4 de março de 2021

Lockdown

Com o novo lockdown em Fortaleza por conta do covid, naturalmente algumas pessoas passarão a manifestar desprezo por quem acabou indo à praia, viajando, participando de encontros presenciais ou deixando o claustro domiciliar nos últimos meses. 

Nick Lu - Joanie Bernstein: Art Rep
Nick Lu - Joanie Bernstein: Art Rep - joaniebrep.com

O mesmo impulso de julgamentos que vi no começo do ano passado, que inclusive fui protagonista, mas que depois compreendi que não se tratava simplesmente do outro, a criatura inconsciente e sem noção que não conseguia parar quieta em casa. 

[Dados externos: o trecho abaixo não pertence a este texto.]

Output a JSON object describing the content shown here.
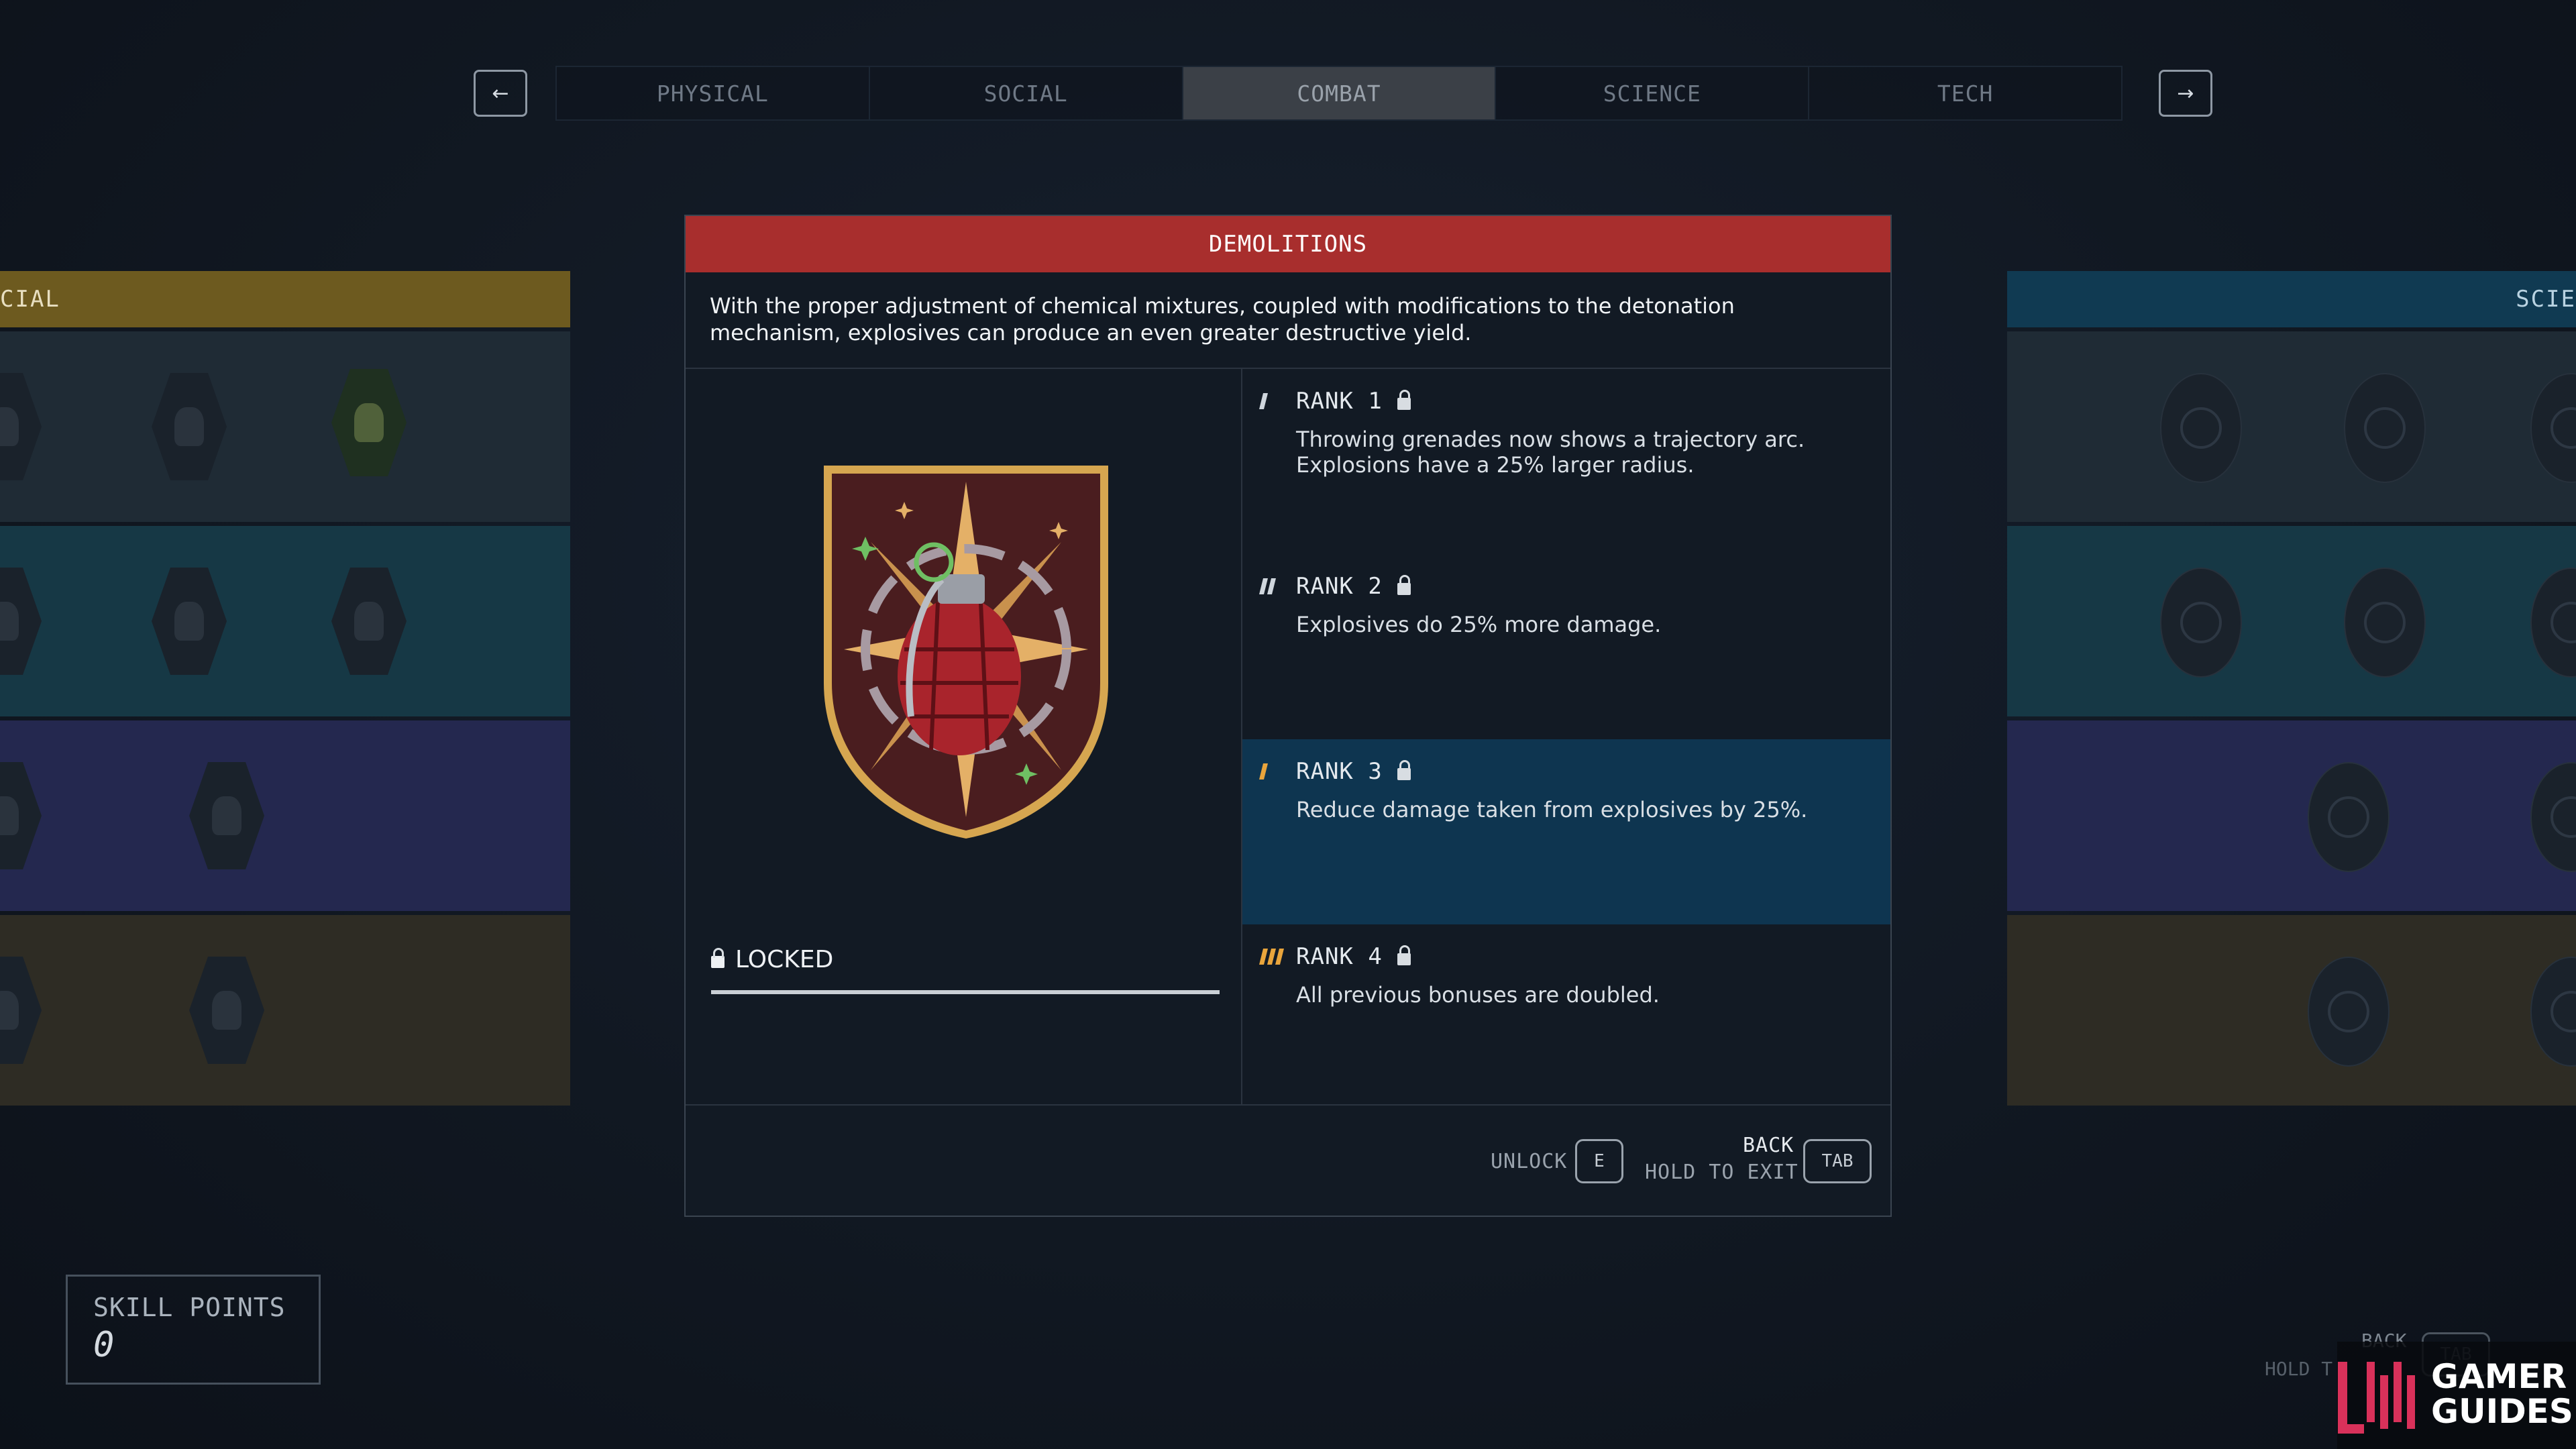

Um dia desses, diante de uma dessas raivas que tive de quem saía de casa, vi uma notícia sobre pessoas em ônibus lotados, pessoas indo ao trabalho, violadas pela obrigação da sobrevivência em uma cidade grande. Em outra, vi sobre uma família de 13 pessoa que dividiam uma casa de 5 cômodos. 

Nessa experiência me perguntei: adiantaria, apesar do perigo, julgar sem empatizar com o que teriam pra fazer em casa durante confinamento? Não tendo respostas, fiquei em silêncio e mudei o direcionamento das minhas reflexões. 

Passei a ver que pessoas que reclamavam na internet de atitudes assim, possuíam a a mesma fervorosidade do meme do cão que latia contra outro por trás da porteira fechada (a internet), mas que quando ela abria, já ficava intimidado sem passar daquele limite (as redes sociais), no conforto de suas propriedades e estruturas domiciliares. 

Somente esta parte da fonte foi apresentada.